Saturday, January 21, 2017

Good Habits

More from Mr. Bradberry. I try to combine lists of similar topics. I read and type and post in an effort to internalize these things my own self. These are things normal, well-adjusted people do.
 
Habits of considerate people: being kind and considerate softens people, and helps them see your way of thinking. It’s also good for your health.
 
1 Show up on time. Arriving late sends the clear message that your time is more important than everyone else’s. Even if you really think that, you don’t have to broadcast it. Show up when you say you will.
 
2. Be empathic. Change your behavior to accommodate the feelings of others, or provide tangible help in a tough situation.
 
3. Apologize when you need to – and don’t when you don’t.
 
4. Smile. It makes others feel better. People mirror the body language of the person they’re talking to.
 
5. Mind your manners. Focus on how the other person feels, not on how you feel. Puts others at ease.
 
6. Be emotionally intelligent. Use self-control. Just because you feel bad doesn’t mean you can’t act good.
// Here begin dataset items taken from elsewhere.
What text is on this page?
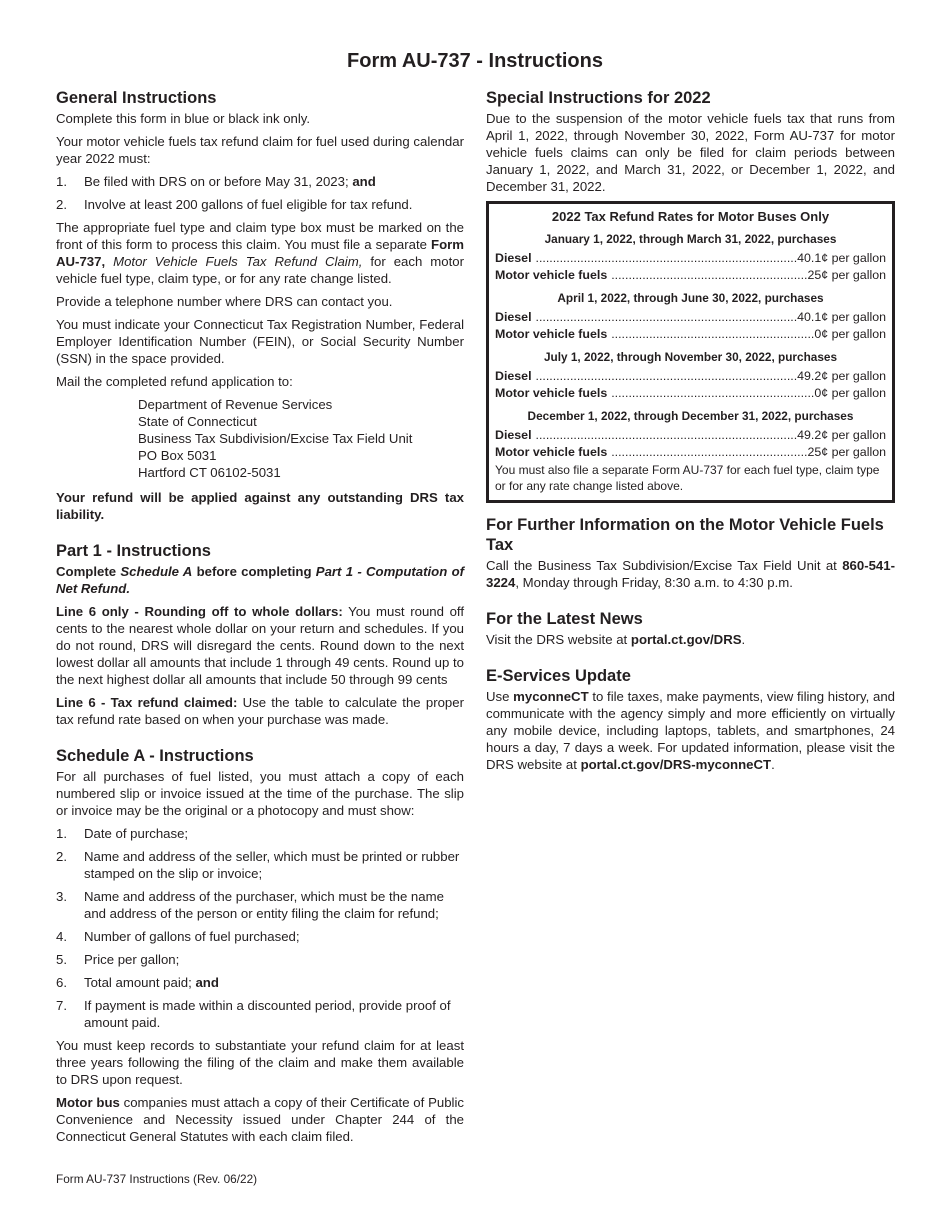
Form AU-737 - Instructions
General Instructions

Complete this form in blue or black ink only.

Your motor vehicle fuels tax refund claim for fuel used during calendar year 2022 must:

1.	Be filed with DRS on or before May 31, 2023; and
2.	Involve at least 200 gallons of fuel eligible for tax refund.

The appropriate fuel type and claim type box must be marked on the front of this form to process this claim. You must file a separate Form AU-737, Motor Vehicle Fuels Tax Refund Claim, for each motor vehicle fuel type, claim type, or for any rate change listed.

Provide a telephone number where DRS can contact you.

You must indicate your Connecticut Tax Registration Number, Federal Employer Identification Number (FEIN), or Social Security Number (SSN) in the space provided.

Mail the completed refund application to:

Department of Revenue Services
State of Connecticut
Business Tax Subdivision/Excise Tax Field Unit
PO Box 5031
Hartford CT 06102-5031

Your refund will be applied against any outstanding DRS tax liability.

Part 1 - Instructions

Complete Schedule A before completing Part 1 - Computation of Net Refund.

Line 6 only - Rounding off to whole dollars: You must round off cents to the nearest whole dollar on your return and schedules. If you do not round, DRS will disregard the cents. Round down to the next lowest dollar all amounts that include 1 through 49 cents. Round up to the next highest dollar all amounts that include 50 through 99 cents

Line 6 - Tax refund claimed: Use the table to calculate the proper tax refund rate based on when your purchase was made.

Schedule A - Instructions

For all purchases of fuel listed, you must attach a copy of each numbered slip or invoice issued at the time of the purchase. The slip or invoice may be the original or a photocopy and must show:

1.	Date of purchase;
2.	Name and address of the seller, which must be printed or rubber stamped on the slip or invoice;
3.	Name and address of the purchaser, which must be the name and address of the person or entity filing the claim for refund;
4.	Number of gallons of fuel purchased;
5.	Price per gallon;
6.	Total amount paid; and
7.	If payment is made within a discounted period, provide proof of amount paid.

You must keep records to substantiate your refund claim for at least three years following the filing of the claim and make them available to DRS upon request.

Motor bus companies must attach a copy of their Certificate of Public Convenience and Necessity issued under Chapter 244 of the Connecticut General Statutes with each claim filed.

Special Instructions for 2022

Due to the suspension of the motor vehicle fuels tax that runs from April 1, 2022, through November 30, 2022, Form AU-737 for motor vehicle fuels claims can only be filed for claim periods between January 1, 2022, and March 31, 2022, or December 1, 2022, and December 31, 2022.

2022 Tax Refund Rates for Motor Buses Only
January 1, 2022, through March 31, 2022, purchases
Diesel .....	40.1¢ per gallon
Motor vehicle fuels .....	25¢ per gallon
April 1, 2022, through June 30, 2022, purchases
Diesel .....	40.1¢ per gallon
Motor vehicle fuels .....	0¢ per gallon
July 1, 2022, through November 30, 2022, purchases
Diesel .....	49.2¢ per gallon
Motor vehicle fuels .....	0¢ per gallon
December 1, 2022, through December 31, 2022, purchases
Diesel .....	49.2¢ per gallon
Motor vehicle fuels .....	25¢ per gallon
You must also file a separate Form AU-737 for each fuel type, claim type or for any rate change listed above.
For Further Information on the Motor Vehicle Fuels Tax

Call the Business Tax Subdivision/Excise Tax Field Unit at 860-541-3224, Monday through Friday, 8:30 a.m. to 4:30 p.m.

For the Latest News

Visit the DRS website at portal.ct.gov/DRS.

E-Services Update

Use myconneCT to file taxes, make payments, view filing history, and communicate with the agency simply and more efficiently on virtually any mobile device, including laptops, tablets, and smartphones, 24 hours a day, 7 days a week. For updated information, please visit the DRS website at portal.ct.gov/DRS-myconneCT.

Form AU-737 Instructions (Rev. 06/22)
7. Try to find a way for everyone to win. Stop thinking of every interaction as a win/lose scenario.
 
8. Act on your intuition when it comes to other people’s needs. If you think someone is having a bad day, ask them how they’re doing. They’ll appreciate your concern.
 
Habits of irresistible people, whose self-worth comes from within, not from others:
 
1. Focus on people more than anything else. Focus on what others are saying – not what your response will be, or how what they’re saying will affect you. When people tell you something about themselves, follow up with open-ended questions to draw them out more.
 
2. Be authentic. No agenda. No one likes a fake.
 
3. Find reasons to love life. Be positive and passionate, not bored. Approach problems as temporary obstacles, not inescapable fate. A bad day is just one day. Tomorrow will be better.
 
4. Ditch the small talk. Amen. Prevents a connection from forming. Small talk puts your brain on autopilot. Ask good questions.

5. Treat everyone with respect. Be polite. No matter how nice you are to the person you’re having lunch with, it’s all for naught if that person sees you acting badly toward someone else. Don’t think you are better than others.
 
6. Have integrity. Walk your talk. Follow through. Don’t talk bad about others. Do the right thing, even when it hurts.
 
7. Don’t try too hard. Don’t dominate the conversation with stories about how smart and successful you are. Don’t brag.
 
8. Make the effort to look your best – just not too much of an effort. Be presentable, but not vain. Don’t overthink it.
 
9. Recognize the difference between fact and opinion. Handle controversial topics and touchy subjects with grace and poise. Don’t shrink from sharing opinions, but make it clear they are opinions, not facts. Irresistible people recognize many people just as intelligent as they are see things differently. That’s a big problem on social media.
 
Habits that will dramatically improve your life. The people experiencing the greatest job satisfaction are those who approach work as a calling. Our habits make us, so cultivate habits that send you in the right direction.
 
1. Stay away from people who erode your quality of life. Every time you find yourself thinking about someone who makes your blood boil, practice being grateful for someone else in your life instead.
 
2. No more phone/tablet/computer in bed. The blue light harms sleep and productivity.    
 
3. Appreciate the here and now. Don’t fool yourself into thinking you need something you don’t currently have in order to be happy. If you can’t appreciate what you have now, you won’t ever be able to appreciate “the good life” should you ever get it.
 
4. Realize things aren’t always as you perceive them to be. That person you envy because they seem to have the perfect life might be dealing with all kinds of problems behind closed doors.    
 
5. Get started, even though you might fail. You can edit a bad page, but you can’t edit a blank page.
 
6. Get organized. Disorganization is a time-waster.
 
7. Start a collection of the things that truly resonate with you. Quotes, memes, etc. For me it’s my blog, or Instagram. Pinterest would be another good place.
 
8. Do something that reminds you who you are. Make time for the activities that we feel most authentically ourselves doing, when all the masks are off and we can just be. They’re completely rejuvenating. For me it’s blogging, scrapbooking, thrifting, eBaying, and baseball games.
 
9. Say no. The harder it is for you to say no, the more likely it is you’ll experience stress, burnout, and depression – all of which erodes self-control. Avoid phrases like “I don’t think I can” or “I’m not sure.” Saying no to a new commitment honors your existing commitments, and prevents the negative effects of over commitment.
 
10. Stick to realistic goals. When you fall short, instead of inspiration you feel disappointed and guilty.